2022-11-08 18:11:12 | その他

人生最期の4か月の日記である。意識的に綴った。これが本当の声。作家として出来ることをする。というか、したいことをする。書き続けることが作家としての生き方だから。書いていたいと思ったんだ。毎日何を思い何を感じたか。フィクションではないほんとうのことを、ありのままに書く。今はもうそれしかできない。でも、それは彼女の書く最後の作品だ。自分のために書いている。自分と夫との最後の日々。自分が死んでも彼は残される。世界も終わらない。ちっぽけな自分の命の終わり。58歳は短い。90まで生きるつもりだった。なのに、死ぬことになった。受け入れるしかない。いやだ、と拒絶できるなら誰でもする。残された時間は4か月。せめて120日以上は生きなくっちゃ、と思う。でも、せいぜい120日。余命宣告は非情か、優しいか。ゆっくりと、みんなにさよならを言う。心の中で。

山本文緒はやがてこの日記を出版することを夢見る。誰のためか? 読者のため? 夫のため。自分のため。これは闘病日記ではない。カウントダウンしていく命と向き合うひとりの作家の仕事だ。これは彼女の最後の小説。小説なのにノンフィクションだ。嘘は書かない。書けるわけもない。自分の日々の記録。編集者に打診し出版のOKが出る。でも読者に向けて書くのではなく、自分のために書く。だから、それが僕たちの胸にストレートに届く。

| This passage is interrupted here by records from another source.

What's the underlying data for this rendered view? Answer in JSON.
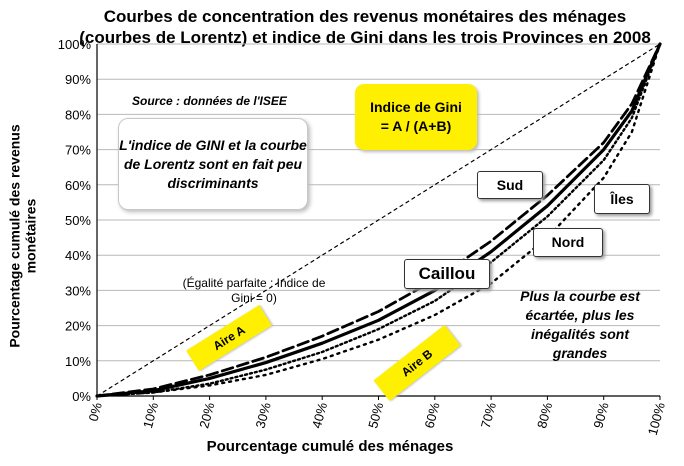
{
  "chart_data": {
    "type": "line",
    "title": "Courbes de concentration des revenus monétaires des ménages (courbes de Lorentz) et indice de Gini dans les trois Provinces en 2008",
    "xlabel": "Pourcentage cumulé des ménages",
    "ylabel": "Pourcentage cumulé des revenus monétaires",
    "xlim": [
      0,
      100
    ],
    "ylim": [
      0,
      100
    ],
    "x_ticks": [
      "0%",
      "10%",
      "20%",
      "30%",
      "40%",
      "50%",
      "60%",
      "70%",
      "80%",
      "90%",
      "100%"
    ],
    "y_ticks": [
      "0%",
      "10%",
      "20%",
      "30%",
      "40%",
      "50%",
      "60%",
      "70%",
      "80%",
      "90%",
      "100%"
    ],
    "grid": true,
    "x": [
      0,
      10,
      20,
      30,
      40,
      50,
      60,
      70,
      80,
      90,
      95,
      100
    ],
    "series": [
      {
        "name": "Sud",
        "style": "dashed",
        "values": [
          0,
          2,
          6,
          11,
          17,
          24,
          33,
          44,
          57,
          72,
          83,
          100
        ]
      },
      {
        "name": "Caillou",
        "style": "solid",
        "values": [
          0,
          1.5,
          5,
          9.5,
          15,
          21.5,
          30,
          41,
          54,
          70,
          81,
          100
        ]
      },
      {
        "name": "Nord",
        "style": "dense-dotted",
        "values": [
          0,
          1,
          3.5,
          7.5,
          12.5,
          19,
          27,
          38,
          51,
          67,
          79,
          100
        ]
      },
      {
        "name": "Îles",
        "style": "sparse-dotted",
        "values": [
          0,
          1,
          3,
          6,
          10.5,
          16,
          23,
          32,
          45,
          62,
          75,
          100
        ]
      }
    ],
    "equality_line": {
      "x": [
        0,
        100
      ],
      "y": [
        0,
        100
      ],
      "style": "dashed-thin"
    },
    "extra_dashed_line": {
      "x": [
        0,
        90,
        100
      ],
      "y": [
        0,
        90,
        100
      ],
      "style": "dashed-thin"
    }
  },
  "annotations": {
    "source": "Source : données de l'ISEE",
    "note": "L'indice de GINI et la courbe de Lorentz sont en fait peu discriminants",
    "gini_title": "Indice de Gini",
    "gini_formula": "= A / (A+B)",
    "equality": "(Égalité parfaite : Indice de Gini = 0)",
    "spread": "Plus la courbe est écartée, plus les inégalités sont grandes",
    "aire_a": "Aire A",
    "aire_b": "Aire B",
    "label_sud": "Sud",
    "label_caillou": "Caillou",
    "label_nord": "Nord",
    "label_iles": "Îles"
  }
}
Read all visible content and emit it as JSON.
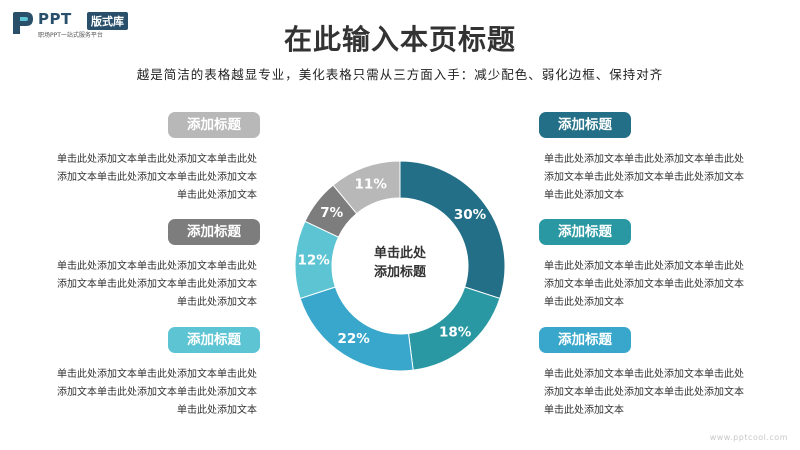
{
  "logo": {
    "brand": "PPT",
    "badge": "版式库",
    "tagline": "职场PPT一站式服务平台"
  },
  "title": "在此输入本页标题",
  "subtitle": "越是简洁的表格越显专业，美化表格只需从三方面入手：减少配色、弱化边框、保持对齐",
  "items": [
    {
      "label": "添加标题",
      "color": "#b8b8b8",
      "lines": [
        "单击此处添加文本单击此处添加文本单击此处",
        "添加文本单击此处添加文本单击此处添加文本",
        "单击此处添加文本"
      ]
    },
    {
      "label": "添加标题",
      "color": "#7d7d7d",
      "lines": [
        "单击此处添加文本单击此处添加文本单击此处",
        "添加文本单击此处添加文本单击此处添加文本",
        "单击此处添加文本"
      ]
    },
    {
      "label": "添加标题",
      "color": "#5cc4d3",
      "lines": [
        "单击此处添加文本单击此处添加文本单击此处",
        "添加文本单击此处添加文本单击此处添加文本",
        "单击此处添加文本"
      ]
    },
    {
      "label": "添加标题",
      "color": "#236f87",
      "lines": [
        "单击此处添加文本单击此处添加文本单击此处",
        "添加文本单击此处添加文本单击此处添加文本",
        "单击此处添加文本"
      ]
    },
    {
      "label": "添加标题",
      "color": "#2998a2",
      "lines": [
        "单击此处添加文本单击此处添加文本单击此处",
        "添加文本单击此处添加文本单击此处添加文本",
        "单击此处添加文本"
      ]
    },
    {
      "label": "添加标题",
      "color": "#38a7cb",
      "lines": [
        "单击此处添加文本单击此处添加文本单击此处",
        "添加文本单击此处添加文本单击此处添加文本",
        "单击此处添加文本"
      ]
    }
  ],
  "center_label": [
    "单击此处",
    "添加标题"
  ],
  "watermark": "www.pptcool.com",
  "chart_data": {
    "type": "pie",
    "variant": "donut",
    "values": [
      30,
      18,
      22,
      12,
      7,
      11
    ],
    "labels": [
      "30%",
      "18%",
      "22%",
      "12%",
      "7%",
      "11%"
    ],
    "colors": [
      "#236f87",
      "#2998a2",
      "#38a7cb",
      "#5cc4d3",
      "#7d7d7d",
      "#b8b8b8"
    ],
    "start": "top, clockwise"
  }
}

こんなにも素直に。

なんなんだろうか、これは、と思う。読みながら、そのあまりの素直さに胸が痛かった。死と向き合い、自分にできることを全力でする。ささやかな幸せを願う。それだけ。昨年『ばにらさま』を読んだとき、感じたこと。その後、ようやく『自転しながら公転する』を読んだとき感じたこと。その背景にここで描かれることがあったのか、という事実。最期に何をするのか。もちろん、昨年の2冊が最後になるとは思いもしなかっただろう。でも、結果的にそうなったことから見えてくるもの。

2021年5月24日から10月4日まで。しかも最初は毎日欠かさず書いている。発表するあてもないままのスタートだった。4月に膵臓がんと診断され、しかもステージ4という末期で、いきなり始まったカウントダウンのなかで、それでも穏やかに過ごす時間の記録は美しい。最初は涙が溢れて止まらなかった。だが、読み進めるうちにそうじゃないな、と思い始めた。きちんと見守りたいと思った。彼女が生きた証のようなものが、ここには確かに刻まれている。これまで彼女が書いてきた小説と同様に。